For stats_summary.txt, I just convert it from stats.json.

e.g. "batch_size 19, 18 times, infer 7875.14 ms, avg 437.51 ms, 23.03 ms input 47.86 ms, avg 2.66 ms, output 35.48 ms, avg 1.97 ms "

Since the service was started, there are total 18 times execuation were conducted with batch_size 19. The 18 times cost 7875.14 ms to finish. Avg is 7875.14/18, 7875.14/18/19, input output are for host to device, device to host time.

uni-sagar-raikar commented 1 year ago

@yuekaizhang Do you have any standard benchmark tests which were done for conformer-transducer/zipformer-transducer models?
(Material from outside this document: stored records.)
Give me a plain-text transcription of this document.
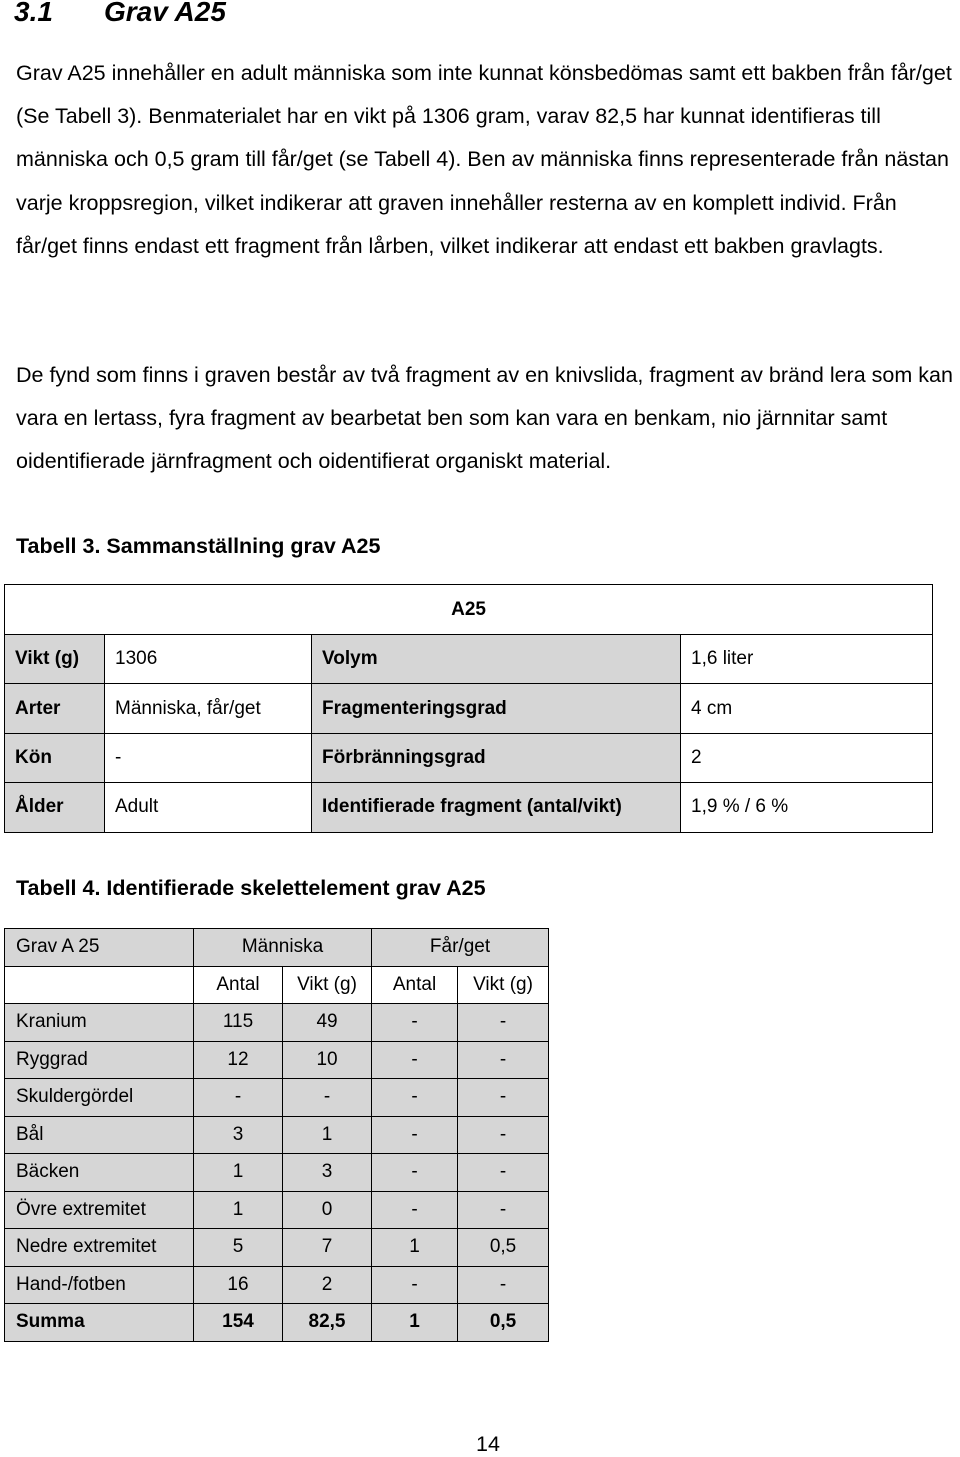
3.1 Grav A25

Grav A25 innehåller en adult människa som inte kunnat könsbedömas samt ett bakben från får/get (Se Tabell 3). Benmaterialet har en vikt på 1306 gram, varav 82,5 har kunnat identifieras till människa och 0,5 gram till får/get (se Tabell 4). Ben av människa finns representerade från nästan varje kroppsregion, vilket indikerar att graven innehåller resterna av en komplett individ. Från får/get finns endast ett fragment från lårben, vilket indikerar att endast ett bakben gravlagts.

De fynd som finns i graven består av två fragment av en knivslida, fragment av bränd lera som kan vara en lertass, fyra fragment av bearbetat ben som kan vara en benkam, nio järnnitar samt oidentifierade järnfragment och oidentifierat organiskt material.

Tabell 3. Sammanställning grav A25

A25			
Vikt (g)	1306	Volym	1,6 liter
Arter	Människa, får/get	Fragmenteringsgrad	4 cm
Kön	-	Förbränningsgrad	2
Ålder	Adult	Identifierade fragment (antal/vikt)	1,9 % / 6 %

Tabell 4. Identifierade skelettelement grav A25

Grav A 25	Människa		Får/get	
	Antal	Vikt (g)	Antal	Vikt (g)
Kranium	115	49	-	-
Ryggrad	12	10	-	-
Skuldergördel	-	-	-	-
Bål	3	1	-	-
Bäcken	1	3	-	-
Övre extremitet	1	0	-	-
Nedre extremitet	5	7	1	0,5
Hand-/fotben	16	2	-	-
Summa	154	82,5	1	0,5

14
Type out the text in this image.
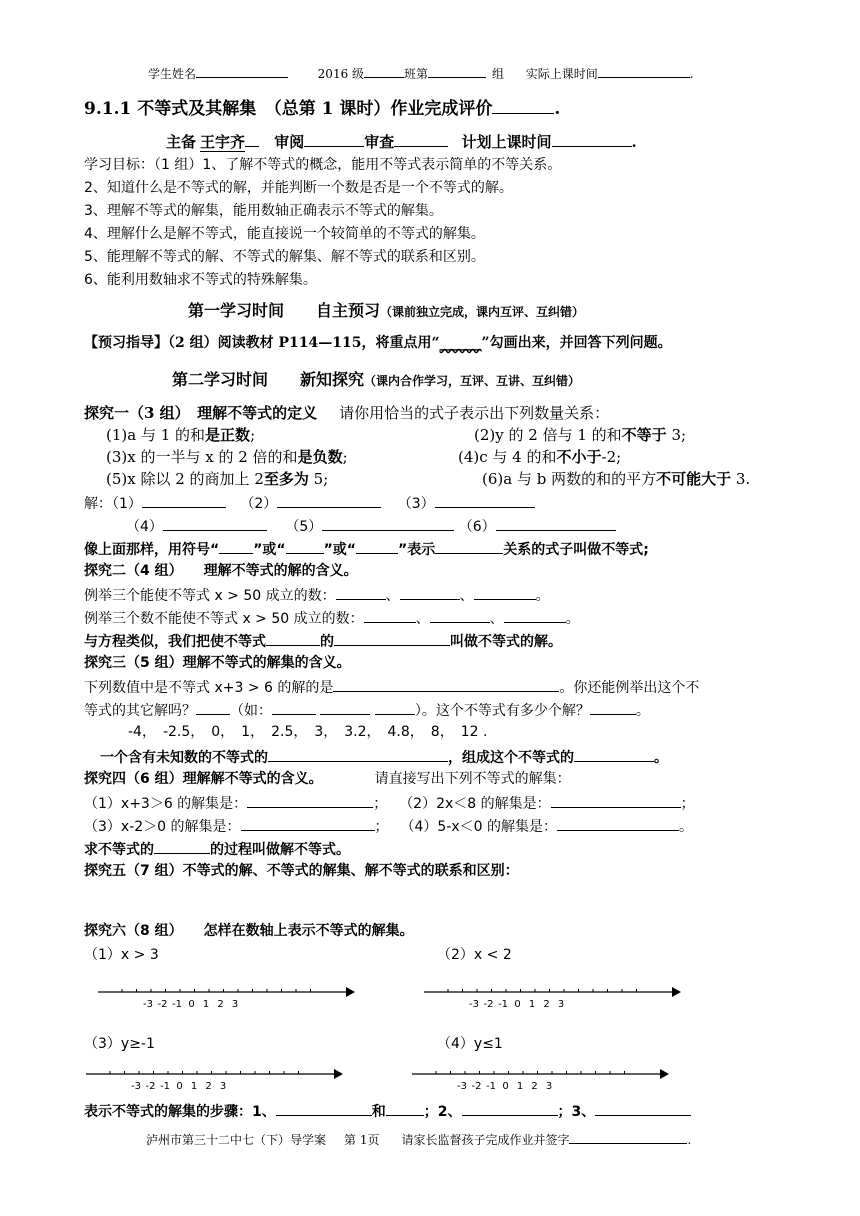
学生姓名	2016 级	班第	组 实际上课时间	.
9.1.1 不等式及其解集　（总第 1 课时）作业完成评价	.
主备 王宇齐 审阅	审查	计划上课时间	.
学习目标：（1 组）1、了解不等式的概念，能用不等式表示简单的不等关系。
2、知道什么是不等式的解，并能判断一个数是否是一个不等式的解。
3、理解不等式的解集，能用数轴正确表示不等式的解集。
4、理解什么是解不等式，能直接说一个较简单的不等式的解集。
5、能理解不等式的解、不等式的解集、解不等式的联系和区别。
6、能利用数轴求不等式的特殊解集。
第一学习时间　　自主预习（课前独立完成，课内互评、互纠错）
【预习指导】（2 组）阅读教材 P114—115，将重点用“______”勾画出来，并回答下列问题。
第二学习时间　　新知探究（课内合作学习，互评、互讲、互纠错）
探究一（3 组）　理解不等式的定义 请你用恰当的式子表示出下列数量关系：
(1)a 与 1 的和是正数;	(2)y 的 2 倍与 1 的和不等于 3;
(3)x 的一半与 x 的 2 倍的和是负数;	(4)c 与 4 的和不小于-2;
(5)x 除以 2 的商加上 2至多为 5;	(6)a 与 b 两数的和的平方不可能大于 3.
解：（1）	（2）	（3）
（4）	（5）	（6）
像上面那样，用符号“ ”或“	”或“	”表示	关系的式子叫做不等式;
探究二（4 组）　　理解不等式的解的含义。
例举三个能使不等式 x > 50 成立的数：	、	、	。
例举三个数不能使不等式 x > 50 成立的数：	、	、	。
与方程类似，我们把使不等式	的	叫做不等式的解。
探究三（5 组）理解不等式的解集的含义。
下列数值中是不等式 x+3 > 6 的解的是	。你还能例举出这个不
等式的其它解吗？ （如：	）。这个不等式有多少个解？	。
-4，　-2.5，　0，　1，　2.5，　3，　3.2，　4.8，　8，　12 .
一个含有未知数的不等式的	，组成这个不等式的	。
探究四（6 组）理解解不等式的含义。	请直接写出下列不等式的解集：
（1）x+3＞6 的解集是：	； （2）2x＜8 的解集是：	；
（3）x-2＞0 的解集是：	； （4）5-x＜0 的解集是：	。
求不等式的	的过程叫做解不等式。
探究五（7 组）不等式的解、不等式的解集、解不等式的联系和区别：
探究六（8 组）　　怎样在数轴上表示不等式的解集。
（1）x > 3	（2）x < 2
-3 -2 -1 0 1 2 3	-3 -2 -1 0 1 2 3
（3）y≥-1	（4）y≤1
-3 -2 -1 0 1 2 3	-3 -2 -1 0 1 2 3
表示不等式的解集的步骤：1、	和	；2、	；3、
泸州市第三十二中七（下）导学案 第 1页 请家长监督孩子完成作业并签字	.
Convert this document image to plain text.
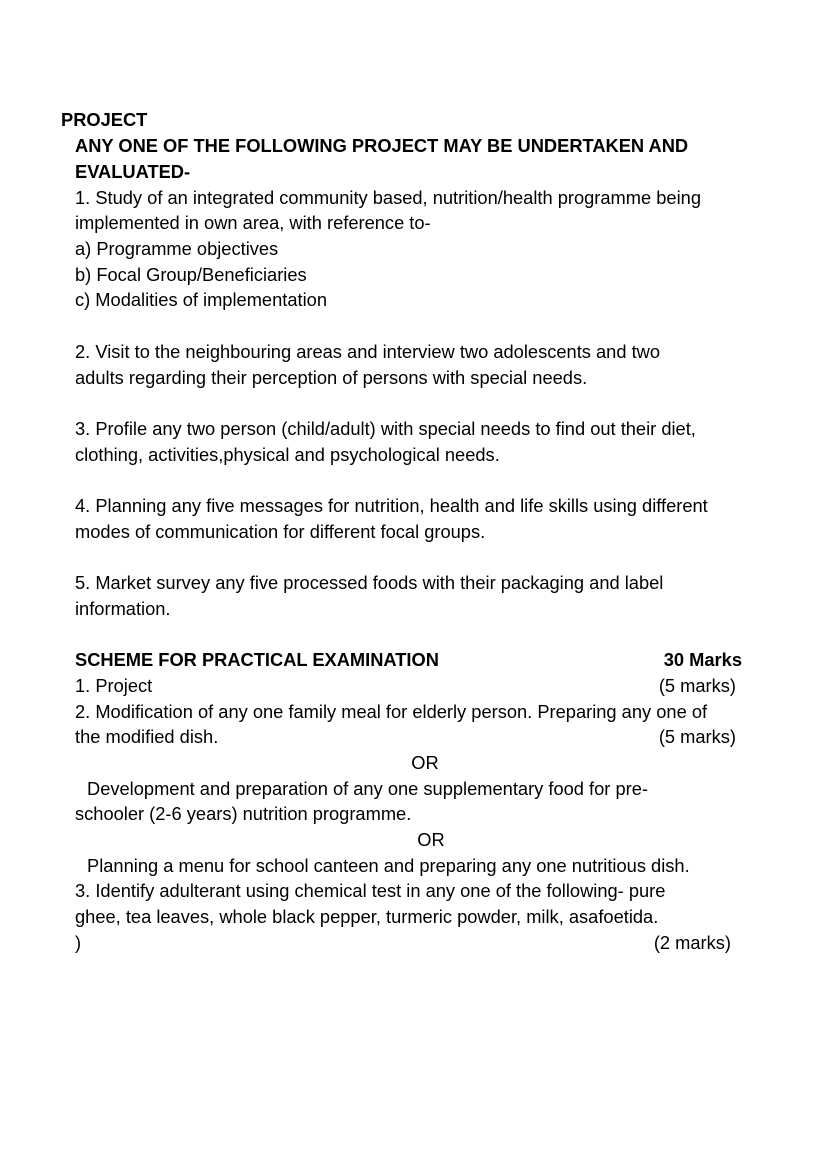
PROJECT
ANY ONE OF THE FOLLOWING PROJECT MAY BE UNDERTAKEN AND
EVALUATED-
1. Study of an integrated community based, nutrition/health programme being
implemented in own area, with reference to-
a) Programme objectives
b) Focal Group/Beneficiaries
c) Modalities of implementation
2. Visit to the neighbouring areas and interview two adolescents and two
adults regarding their perception of persons with special needs.
3. Profile any two person (child/adult) with special needs to find out their diet,
clothing, activities,physical and psychological needs.
4. Planning any five messages for nutrition, health and life skills using different
modes of communication for different focal groups.
5. Market survey any five processed foods with their packaging and label
information.
SCHEME FOR PRACTICAL EXAMINATION	30 Marks
1. Project	(5 marks)
2. Modification of any one family meal for elderly person. Preparing any one of
the modified dish.	(5 marks)
OR
Development and preparation of any one supplementary food for pre-
schooler (2-6 years) nutrition programme.
OR
Planning a menu for school canteen and preparing any one nutritious dish.
3. Identify adulterant using chemical test in any one of the following- pure
ghee, tea leaves, whole black pepper, turmeric powder, milk, asafoetida.
)	(2 marks)
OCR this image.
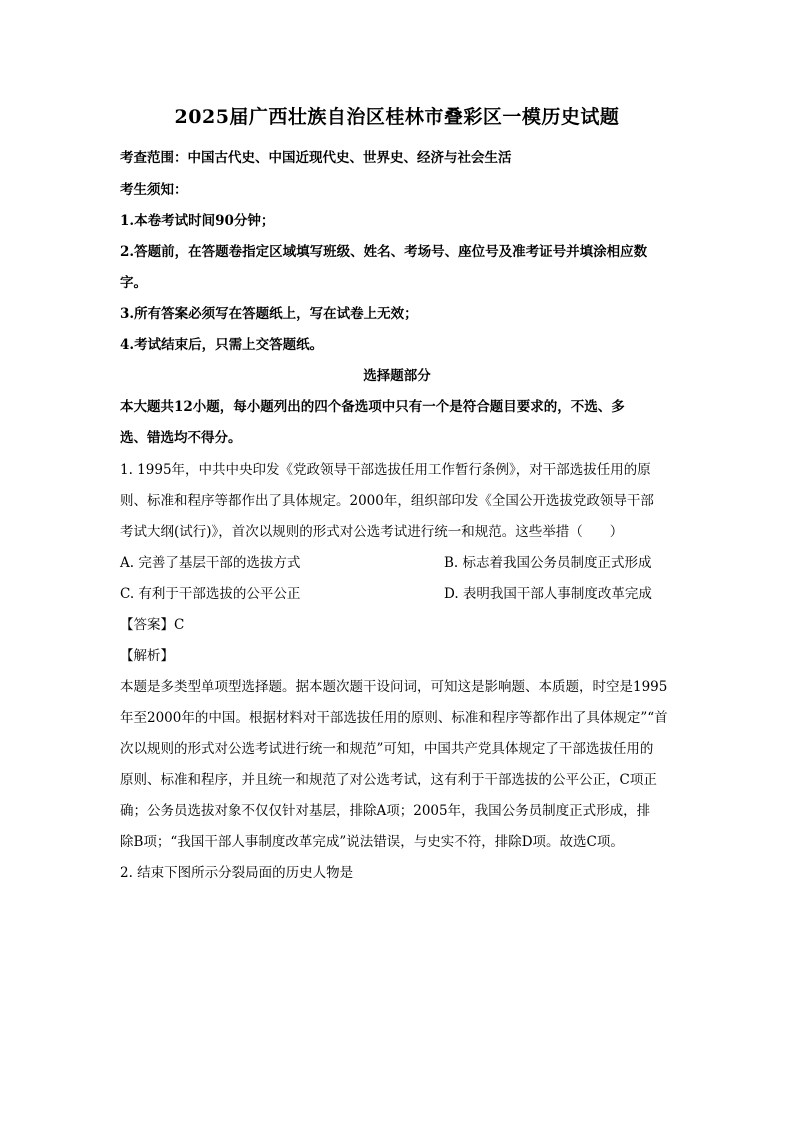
2025届广西壮族自治区桂林市叠彩区一模历史试题
考查范围：中国古代史、中国近现代史、世界史、经济与社会生活
考生须知：
1.本卷考试时间90分钟；
2.答题前，在答题卷指定区域填写班级、姓名、考场号、座位号及准考证号并填涂相应数
字。
3.所有答案必须写在答题纸上，写在试卷上无效；
4.考试结束后，只需上交答题纸。
选择题部分
本大题共12小题，每小题列出的四个备选项中只有一个是符合题目要求的，不选、多
选、错选均不得分。
1. 1995年，中共中央印发《党政领导干部选拔任用工作暂行条例》，对干部选拔任用的原
则、标准和程序等都作出了具体规定。2000年，组织部印发《全国公开选拔党政领导干部
考试大纲(试行)》，首次以规则的形式对公选考试进行统一和规范。这些举措（　　）
A. 完善了基层干部的选拔方式	B. 标志着我国公务员制度正式形成
C. 有利于干部选拔的公平公正	D. 表明我国干部人事制度改革完成
【答案】C
【解析】
本题是多类型单项型选择题。据本题次题干设问词，可知这是影响题、本质题，时空是1995
年至2000年的中国。根据材料对干部选拔任用的原则、标准和程序等都作出了具体规定”“首
次以规则的形式对公选考试进行统一和规范”可知，中国共产党具体规定了干部选拔任用的
原则、标准和程序，并且统一和规范了对公选考试，这有利于干部选拔的公平公正，C项正
确；公务员选拔对象不仅仅针对基层，排除A项；2005年，我国公务员制度正式形成，排
除B项；“我国干部人事制度改革完成”说法错误，与史实不符，排除D项。故选C项。
2. 结束下图所示分裂局面的历史人物是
I am not seeing any improvement with warmup or other configurations. With sherpa infact, the non-triton setup is working far better than triton.

yuekaizhang commented 1 year ago

We have not started benchmark and profilling yet. How do you cofing your warmup setting? Also, later we will support tensorrt backend which should have less time to warmup comparing with onnx.

uni-sagar-raikar commented 1 year ago

@yuekaizhang Since the zipformer steaming model is sequential, I just warmed up with some dry runs. Also, wanted to check about the logs on github client repo where RTF numbers look good here. May I know what model is this? We would like to reproduce these results on a GPU instance.

yuekaizhang commented 1 year ago

@yuekaizhang Since the zipformer steaming model is sequential, I just warmed up with some dry runs. Also, wanted to check about the logs on github client repo where RTF numbers look good here. May I know what model is this? We would like to reproduce these results on a GPU instance.

https://huggingface.co/yuekai/model_repo_streaming_conformer_wenetspeech_icefall/tree/main It's from this model_repo. To reproduce, you may try """ git-lfs install git clone ... """ However, it used aishell1 test set, which is for Chinese.